Mr. Cambridge had too much sense and too much learning to follow the steps of his predecessors in the history of Scriblerus; but yet it may be presumed that his poem was unsuccessful with the public at large, either from its making sport of what had ceased to engage the attention of philosophers, or from its treating popular superstitions and historical credulity in a vein of ridicule, too delicate for common readers. The composition of the Scribleriad is in general so regular, spirited and poetical, that we cannot but wish the author had chosen a subject of more permanent interest. Many striking passages may be pointed out to justify this wish, and perhaps there are few descriptions so happily imagined as the approach of the army of rebusses and acrostics. The versification is elegant, and the epithets chosen with singular propriety. The events, although without much connexion, all add something to the character of the hero; and the conversations most gravely ironical, while they remind us of the serious epics, are never unnecessarily protracted.

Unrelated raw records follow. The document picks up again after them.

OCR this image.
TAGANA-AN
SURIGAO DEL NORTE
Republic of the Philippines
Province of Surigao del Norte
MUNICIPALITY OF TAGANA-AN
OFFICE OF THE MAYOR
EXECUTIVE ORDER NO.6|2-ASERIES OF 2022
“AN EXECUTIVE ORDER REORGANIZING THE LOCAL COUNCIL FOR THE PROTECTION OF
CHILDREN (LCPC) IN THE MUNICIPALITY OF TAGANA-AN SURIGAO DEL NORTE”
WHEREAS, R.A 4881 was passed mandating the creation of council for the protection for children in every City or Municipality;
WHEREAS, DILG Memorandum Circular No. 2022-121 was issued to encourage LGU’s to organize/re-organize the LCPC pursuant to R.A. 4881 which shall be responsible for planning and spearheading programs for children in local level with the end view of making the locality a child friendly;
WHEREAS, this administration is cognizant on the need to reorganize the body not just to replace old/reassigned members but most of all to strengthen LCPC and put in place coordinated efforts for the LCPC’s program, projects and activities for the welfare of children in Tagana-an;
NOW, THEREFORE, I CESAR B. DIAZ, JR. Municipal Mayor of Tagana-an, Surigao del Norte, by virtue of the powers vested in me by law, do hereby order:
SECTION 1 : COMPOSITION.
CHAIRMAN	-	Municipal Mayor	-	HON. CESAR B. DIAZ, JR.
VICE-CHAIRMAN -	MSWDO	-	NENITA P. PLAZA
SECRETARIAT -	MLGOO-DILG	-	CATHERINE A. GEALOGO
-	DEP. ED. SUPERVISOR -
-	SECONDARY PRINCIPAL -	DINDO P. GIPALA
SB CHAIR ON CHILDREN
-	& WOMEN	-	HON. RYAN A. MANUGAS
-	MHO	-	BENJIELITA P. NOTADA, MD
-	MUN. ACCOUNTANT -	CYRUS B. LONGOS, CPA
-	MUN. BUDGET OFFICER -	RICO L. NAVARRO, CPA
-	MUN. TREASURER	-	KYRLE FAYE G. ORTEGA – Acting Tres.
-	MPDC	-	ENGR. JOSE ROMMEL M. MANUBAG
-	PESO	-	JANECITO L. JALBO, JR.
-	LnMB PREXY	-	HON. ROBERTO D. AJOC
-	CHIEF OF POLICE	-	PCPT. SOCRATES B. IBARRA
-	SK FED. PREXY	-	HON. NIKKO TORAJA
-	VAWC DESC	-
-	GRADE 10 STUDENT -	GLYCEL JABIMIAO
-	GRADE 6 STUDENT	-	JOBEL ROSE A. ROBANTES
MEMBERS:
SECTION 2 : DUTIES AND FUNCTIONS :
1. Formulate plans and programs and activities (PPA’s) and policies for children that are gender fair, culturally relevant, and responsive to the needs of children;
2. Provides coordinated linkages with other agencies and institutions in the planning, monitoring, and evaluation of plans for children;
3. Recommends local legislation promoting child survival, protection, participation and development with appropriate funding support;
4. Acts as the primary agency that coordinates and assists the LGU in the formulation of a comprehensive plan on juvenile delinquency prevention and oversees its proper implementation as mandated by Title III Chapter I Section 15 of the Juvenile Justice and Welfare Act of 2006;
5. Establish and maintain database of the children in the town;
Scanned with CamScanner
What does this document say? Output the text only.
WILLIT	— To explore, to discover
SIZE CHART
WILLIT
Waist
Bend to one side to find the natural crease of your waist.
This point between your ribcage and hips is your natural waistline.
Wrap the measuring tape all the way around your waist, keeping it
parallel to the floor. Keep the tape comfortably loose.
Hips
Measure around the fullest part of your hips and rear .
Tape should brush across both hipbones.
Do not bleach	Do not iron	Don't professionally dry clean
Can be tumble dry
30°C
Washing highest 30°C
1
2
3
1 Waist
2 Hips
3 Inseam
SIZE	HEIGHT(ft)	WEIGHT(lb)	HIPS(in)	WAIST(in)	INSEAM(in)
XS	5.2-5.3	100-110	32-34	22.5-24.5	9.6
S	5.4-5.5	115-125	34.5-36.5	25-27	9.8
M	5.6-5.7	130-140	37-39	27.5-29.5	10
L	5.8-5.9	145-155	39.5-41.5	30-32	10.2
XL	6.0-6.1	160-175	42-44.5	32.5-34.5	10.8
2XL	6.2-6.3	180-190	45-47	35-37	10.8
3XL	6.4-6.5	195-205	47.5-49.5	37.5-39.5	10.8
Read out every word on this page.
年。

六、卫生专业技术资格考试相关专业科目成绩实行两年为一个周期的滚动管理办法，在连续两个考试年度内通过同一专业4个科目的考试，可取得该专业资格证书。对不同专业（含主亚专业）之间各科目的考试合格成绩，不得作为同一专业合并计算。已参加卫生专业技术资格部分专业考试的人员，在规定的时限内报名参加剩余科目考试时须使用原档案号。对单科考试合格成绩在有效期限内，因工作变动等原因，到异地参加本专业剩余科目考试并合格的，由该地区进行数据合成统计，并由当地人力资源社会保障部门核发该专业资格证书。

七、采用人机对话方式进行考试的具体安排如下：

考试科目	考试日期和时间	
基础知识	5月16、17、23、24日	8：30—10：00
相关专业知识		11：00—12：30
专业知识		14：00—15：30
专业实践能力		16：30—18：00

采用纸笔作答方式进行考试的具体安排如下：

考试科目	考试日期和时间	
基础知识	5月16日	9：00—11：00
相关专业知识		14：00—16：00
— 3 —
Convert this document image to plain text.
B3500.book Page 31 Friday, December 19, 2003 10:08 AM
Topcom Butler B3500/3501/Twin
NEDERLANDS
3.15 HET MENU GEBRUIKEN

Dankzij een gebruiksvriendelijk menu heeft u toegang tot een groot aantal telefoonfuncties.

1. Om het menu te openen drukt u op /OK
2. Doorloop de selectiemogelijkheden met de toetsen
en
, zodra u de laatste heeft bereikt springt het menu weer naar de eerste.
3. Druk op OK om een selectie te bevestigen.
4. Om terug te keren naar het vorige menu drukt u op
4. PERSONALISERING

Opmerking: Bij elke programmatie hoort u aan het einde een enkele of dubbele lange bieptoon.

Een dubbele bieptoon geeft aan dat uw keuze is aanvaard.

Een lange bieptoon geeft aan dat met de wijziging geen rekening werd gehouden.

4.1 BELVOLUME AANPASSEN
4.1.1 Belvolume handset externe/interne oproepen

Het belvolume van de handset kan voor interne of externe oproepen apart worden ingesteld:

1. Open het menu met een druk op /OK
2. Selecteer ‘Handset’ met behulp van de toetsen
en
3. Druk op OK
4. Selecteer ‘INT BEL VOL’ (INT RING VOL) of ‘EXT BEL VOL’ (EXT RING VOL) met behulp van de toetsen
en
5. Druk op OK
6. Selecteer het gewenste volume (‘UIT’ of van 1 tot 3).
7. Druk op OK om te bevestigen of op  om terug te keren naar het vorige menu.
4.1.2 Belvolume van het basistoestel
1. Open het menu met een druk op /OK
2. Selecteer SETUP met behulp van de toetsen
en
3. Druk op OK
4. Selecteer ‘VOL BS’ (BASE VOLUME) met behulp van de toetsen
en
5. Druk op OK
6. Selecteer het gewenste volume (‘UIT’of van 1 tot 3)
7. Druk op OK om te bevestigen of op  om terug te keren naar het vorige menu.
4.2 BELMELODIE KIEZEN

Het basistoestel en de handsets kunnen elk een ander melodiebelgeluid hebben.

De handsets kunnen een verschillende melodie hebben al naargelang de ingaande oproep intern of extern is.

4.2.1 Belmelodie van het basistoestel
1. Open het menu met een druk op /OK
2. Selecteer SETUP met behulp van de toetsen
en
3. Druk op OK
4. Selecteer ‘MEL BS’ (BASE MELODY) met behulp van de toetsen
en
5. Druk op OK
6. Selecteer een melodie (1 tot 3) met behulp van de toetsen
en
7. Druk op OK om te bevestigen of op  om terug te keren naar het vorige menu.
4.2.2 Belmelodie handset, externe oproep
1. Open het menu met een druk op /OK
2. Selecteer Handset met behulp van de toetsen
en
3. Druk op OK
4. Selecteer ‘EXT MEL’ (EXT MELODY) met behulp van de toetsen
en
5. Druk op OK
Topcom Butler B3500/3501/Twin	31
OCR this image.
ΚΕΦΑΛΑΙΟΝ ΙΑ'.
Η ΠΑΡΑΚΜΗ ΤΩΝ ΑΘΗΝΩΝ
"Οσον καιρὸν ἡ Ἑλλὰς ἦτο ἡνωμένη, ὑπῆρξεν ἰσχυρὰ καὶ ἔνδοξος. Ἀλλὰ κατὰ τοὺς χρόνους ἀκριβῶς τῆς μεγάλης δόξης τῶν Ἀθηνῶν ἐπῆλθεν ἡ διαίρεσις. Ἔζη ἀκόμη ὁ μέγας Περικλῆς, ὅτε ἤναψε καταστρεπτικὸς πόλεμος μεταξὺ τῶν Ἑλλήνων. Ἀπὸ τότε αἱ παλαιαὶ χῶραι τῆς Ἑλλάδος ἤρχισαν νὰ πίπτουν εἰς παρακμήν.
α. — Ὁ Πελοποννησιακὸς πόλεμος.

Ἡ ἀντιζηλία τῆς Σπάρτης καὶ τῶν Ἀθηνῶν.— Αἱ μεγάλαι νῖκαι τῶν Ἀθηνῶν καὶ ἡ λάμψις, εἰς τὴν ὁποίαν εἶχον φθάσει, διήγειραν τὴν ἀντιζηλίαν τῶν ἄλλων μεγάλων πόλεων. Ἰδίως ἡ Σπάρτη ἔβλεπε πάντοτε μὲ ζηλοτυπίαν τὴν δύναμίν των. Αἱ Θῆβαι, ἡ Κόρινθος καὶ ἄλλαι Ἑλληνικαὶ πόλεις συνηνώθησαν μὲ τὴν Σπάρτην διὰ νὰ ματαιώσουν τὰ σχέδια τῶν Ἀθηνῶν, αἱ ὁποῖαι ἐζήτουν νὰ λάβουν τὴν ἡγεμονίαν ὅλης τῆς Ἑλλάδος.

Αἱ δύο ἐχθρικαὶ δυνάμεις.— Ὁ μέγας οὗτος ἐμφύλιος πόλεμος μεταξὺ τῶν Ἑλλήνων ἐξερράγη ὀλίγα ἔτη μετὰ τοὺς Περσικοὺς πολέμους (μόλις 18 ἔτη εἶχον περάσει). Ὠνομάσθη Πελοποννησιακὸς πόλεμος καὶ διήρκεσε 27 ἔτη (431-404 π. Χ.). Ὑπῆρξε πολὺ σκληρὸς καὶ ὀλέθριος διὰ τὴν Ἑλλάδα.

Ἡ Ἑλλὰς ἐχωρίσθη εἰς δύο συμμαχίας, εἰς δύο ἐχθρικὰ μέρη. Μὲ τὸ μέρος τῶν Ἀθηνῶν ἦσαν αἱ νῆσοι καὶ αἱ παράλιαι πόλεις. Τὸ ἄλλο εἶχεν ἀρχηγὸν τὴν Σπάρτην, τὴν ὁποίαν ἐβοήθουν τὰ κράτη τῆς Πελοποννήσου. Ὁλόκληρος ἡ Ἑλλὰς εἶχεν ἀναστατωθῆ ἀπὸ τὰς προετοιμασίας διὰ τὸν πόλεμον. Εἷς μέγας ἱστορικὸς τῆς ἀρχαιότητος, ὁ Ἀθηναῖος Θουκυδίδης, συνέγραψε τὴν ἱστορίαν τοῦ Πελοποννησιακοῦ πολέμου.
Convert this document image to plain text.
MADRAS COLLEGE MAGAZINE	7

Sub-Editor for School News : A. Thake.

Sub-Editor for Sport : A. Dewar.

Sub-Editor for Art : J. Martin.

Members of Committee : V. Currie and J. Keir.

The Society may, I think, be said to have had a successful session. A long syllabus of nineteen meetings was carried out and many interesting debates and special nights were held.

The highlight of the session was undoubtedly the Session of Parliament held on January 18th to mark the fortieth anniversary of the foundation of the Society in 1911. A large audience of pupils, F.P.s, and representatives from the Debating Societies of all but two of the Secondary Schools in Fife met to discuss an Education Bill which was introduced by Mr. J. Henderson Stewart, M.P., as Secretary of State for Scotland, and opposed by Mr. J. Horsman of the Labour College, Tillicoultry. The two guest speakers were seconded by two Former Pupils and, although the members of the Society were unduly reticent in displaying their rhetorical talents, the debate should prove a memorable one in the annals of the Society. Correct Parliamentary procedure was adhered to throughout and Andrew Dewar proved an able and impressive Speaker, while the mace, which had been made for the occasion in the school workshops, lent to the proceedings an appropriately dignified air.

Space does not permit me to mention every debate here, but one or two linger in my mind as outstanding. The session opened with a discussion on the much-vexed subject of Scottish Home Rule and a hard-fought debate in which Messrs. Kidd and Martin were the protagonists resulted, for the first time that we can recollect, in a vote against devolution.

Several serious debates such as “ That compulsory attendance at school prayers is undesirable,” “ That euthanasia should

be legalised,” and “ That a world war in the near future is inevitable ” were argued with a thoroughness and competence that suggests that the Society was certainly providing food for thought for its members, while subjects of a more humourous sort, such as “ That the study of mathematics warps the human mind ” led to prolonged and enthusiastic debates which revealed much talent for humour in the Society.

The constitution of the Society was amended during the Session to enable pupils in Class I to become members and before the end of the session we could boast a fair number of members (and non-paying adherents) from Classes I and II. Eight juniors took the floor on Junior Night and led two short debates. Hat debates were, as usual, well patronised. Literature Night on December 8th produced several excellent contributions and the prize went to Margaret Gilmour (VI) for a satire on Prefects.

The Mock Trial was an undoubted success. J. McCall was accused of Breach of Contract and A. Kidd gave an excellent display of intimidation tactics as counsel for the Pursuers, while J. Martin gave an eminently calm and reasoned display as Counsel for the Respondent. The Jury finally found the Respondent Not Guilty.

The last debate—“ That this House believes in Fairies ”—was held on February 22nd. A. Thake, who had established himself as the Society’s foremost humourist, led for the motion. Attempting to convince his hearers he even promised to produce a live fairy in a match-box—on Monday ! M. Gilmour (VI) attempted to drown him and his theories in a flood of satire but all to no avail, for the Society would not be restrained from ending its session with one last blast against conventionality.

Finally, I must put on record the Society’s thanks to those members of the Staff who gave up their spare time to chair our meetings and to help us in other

It is to be regretted, and perhaps it may be mentioned as another hindrance to the popularity of the Scribleriad, that the author determined to avoid moral reflections,— reflections which he could have easily furnished. His periodical papers exhibit a happy union of wit and sentiment, and few men were better acquainted with local manners, and the humours and whims of interest and passion. If such reflections arise naturally from the subject, they are surely not only useful, but lead to many of the most striking beauties of imagery. No zealous admirer of the flights of imagination is unwilling to be sometimes relieved by those reflections which recal his judgment. In the ardour of youth, poets are too apt to undervalue reason, but in advanced age they more readily admit its alliance with genius. Let it also be remembered how much Hudibras, the first of all English mock heroics, owes to the frequency of those reflexions and maxims, which, having become proverbial, serve to perpetuate the fame of their author.-The Scribleriad, however, will ever be considered by impartial judges, with whom popularity is not an indispensable qualification, as a poem that does honour to the taste and imagination of Mr. Cambridge, and as deserving a place with the most favourite attempts of the satirical muse.

Of the lesser pieces in this collection, the Dialogue between a Member of Parliament and his Servant, The Fakeer, and The Intruder are to be distinguished for sprightliness of wit, and felicity of diction. Public degeneracy, impertinence, and superstitious cunning are no where more elegantly satirized. These have been repeatedly printed in Dodsley's and other collections. His other occasional pieces discover the same observation of human conduct and manners, keen and shrewd, and expressed in easy and polished verse.